By now you will have gained the distinct impression that Auerbach and Carney are in a psychedelic frame of mind - the least of which being the retina-singeing swirl of the album’s cover - and Fever takes the riff-and-groove of the Keys' previous albums turns into a something  utterly hypnotic. Which, surely, is what a hit record should be about.

Initially Bullet In The Brain takes us back to Floyd territory, albeit with a significantly louder drum sound than Nick Mason ever concocted, but quickly kicks into one of those bassy rockers that you just want to hear played live. Indeed, if I was to be picky, it sounds somewhat anaemic as an album track. Not that its bad - it’s just that its crying out to be the next cause of temporary deafness for punters at the Hard Rock Hotel.

Those with a keen ear for outbreaks of huffiness in the music industry may, over recent years, detected a degree of frost between The Black Keys and their monochromatic opposites, The White Stripes. Perhaps umbrage was taken by the fact that the two acts' basic proposition - garage-blues, singer/guitarist-and-drummer duo - was rather too similar for comfort. It’s Up To You, with its tribal drumming, buzzsaw guitar and brain-burying hook line is most definitely not a counter to Jack White. But it sure as feels like it.

After all that angst, Waiting On Words casts a calming veil over things, adding a summer breeze of an Isley Brothers feel, setting up for the next track, 10 Lovers, arguably the most ‘pop’ in The Black Keys’ 13-year history. Actually, it’s probably the most ‘pop’ I’ve allowed myself to listen to in as many years.

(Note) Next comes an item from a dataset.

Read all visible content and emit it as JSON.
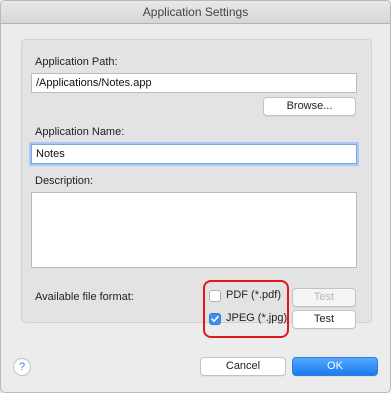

Or so I thought. By the time In Our Prime gets into its stride, you realise that this whole album has been wearing a cheesecloth shirt and sporting outrageous bell-bottom denims all the time. Like a lost Wings track it, and the wholehearted boogie of Gotta Get Away (which took me back to Thursday night editions of Top Of The Pops hosted by Noel Edmonds and featuring curtain-haired youths with their thumbs thrust into belt loops, givin’ it some) which follows provide all the proof you need to realise that Turn Blue is a carefree, carpet-rolled back celebration of the decade that wavered between naff and compelling.

More to the point, the latter of these two has the sort of chorus that will have you jiving away all summer long when the Keys hit the road.

Just as their peers Kings Of Leon did with their Mechanical Bull album, the accessibility and knowing commerciality of Turn Blue may alienate Black Keys fans who prefer their more traditional interpretation of the blues. But to do so denies the right of pop music to exist. On this evidence, I'd rather have this being forced on my ears on Top 40 radio than almost anything else that medium deems appropriate these days for human consumption. And if I ever write anything more middle aged than that again, I may have to be taken out and shot.